Madre de una niña de cuatro años, afirma que encontró en estas viviendas la única alternativa para evitar quedarse en la calle. Su situación, asegura, sigue siendo muy precaria. Explica que en su vivienda no dispone de agua corriente en la cocina, que friega en el plato de ducha y que calienta ollas de agua para bañar a su hija.
“Mi hija no sabe lo que es abrir un grifo y ducharse con normalidad”, dice con tristeza. La niña, añade, ha vivido siempre en este bloque. “Cuando nos dijeron que teníamos que irnos me decía: Yo no me quiero ir de mi casa y se me parte el alma’”.
No nos negamos a marcharnos
El edificio que habitan forma parte de la barriada de viviendas de la Guardia Civil que, en el momento de la ocupación, estaba sin uso. Recientemente se ha completado la cesión del Ministerio de Interior a la Junta de Extremadura . Una vez que el gobierno regional ha ido asumiendo la titularidad del complejo, lo ha ido rehabilitando para destinarlo a viviendas sociales de alquiler. En total 110 inmuebles de los que ya ha reformado y adjudicado 40 entre familias inscritas en el registro de demandantes. En la segunda fase, que se aborda ahora, se encuentra este bloque en el que viven las familias “okupas”

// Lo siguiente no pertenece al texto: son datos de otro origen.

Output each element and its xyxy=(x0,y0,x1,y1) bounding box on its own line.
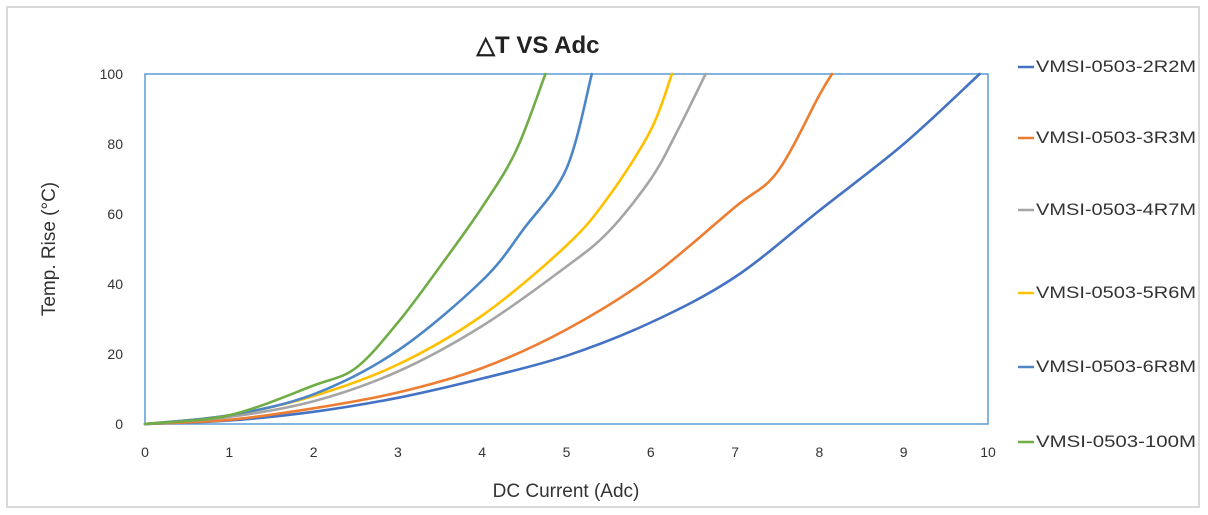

Aseguran que durante una reunión mantenida con responsables de Vivienda se les comunicó que disponían del mes de agosto para desalojar voluntariamente las casas. En caso contrario entendieron que se iniciaría el procedimiento judicial correspondiente. Una denuncia por ocupación ilegal.
Nos quedaremos hasta el final
Los vecinos insisten en que comprenden que los inmuebles vayan a rehabilitarse, pero piden que esa actuación vaya acompañada de una alternativa habitacional para ellos.
“No nos negamos a marcharnos. Lo que pedimos es que antes nos den un sitio donde vivir”, resume Rocío. “Si no encontramos nada, ¿qué hacemos?, ¿irnos con una niña a una tienda de campaña?”.
“No sé dónde voy a ir. Me quedaré hasta lo último que pueda“
La Asociación Campamento Dignidad apoya a los vecinos y pide a la Junta que deje de anunciar expulsiones sin que exista una resolución judicial. Francisco González, portavoz del colectivo, defiende que, gracias a estas familias, un edificio abandonado se ha salvado del deterioro. "Han invertido sus escasos recursos para hacer esas viviendas habitables", apunta. Advierte que "el problema de la vivienda seguirá creciendo mientras no existan alternativas habitacionales para las familias vulnerables".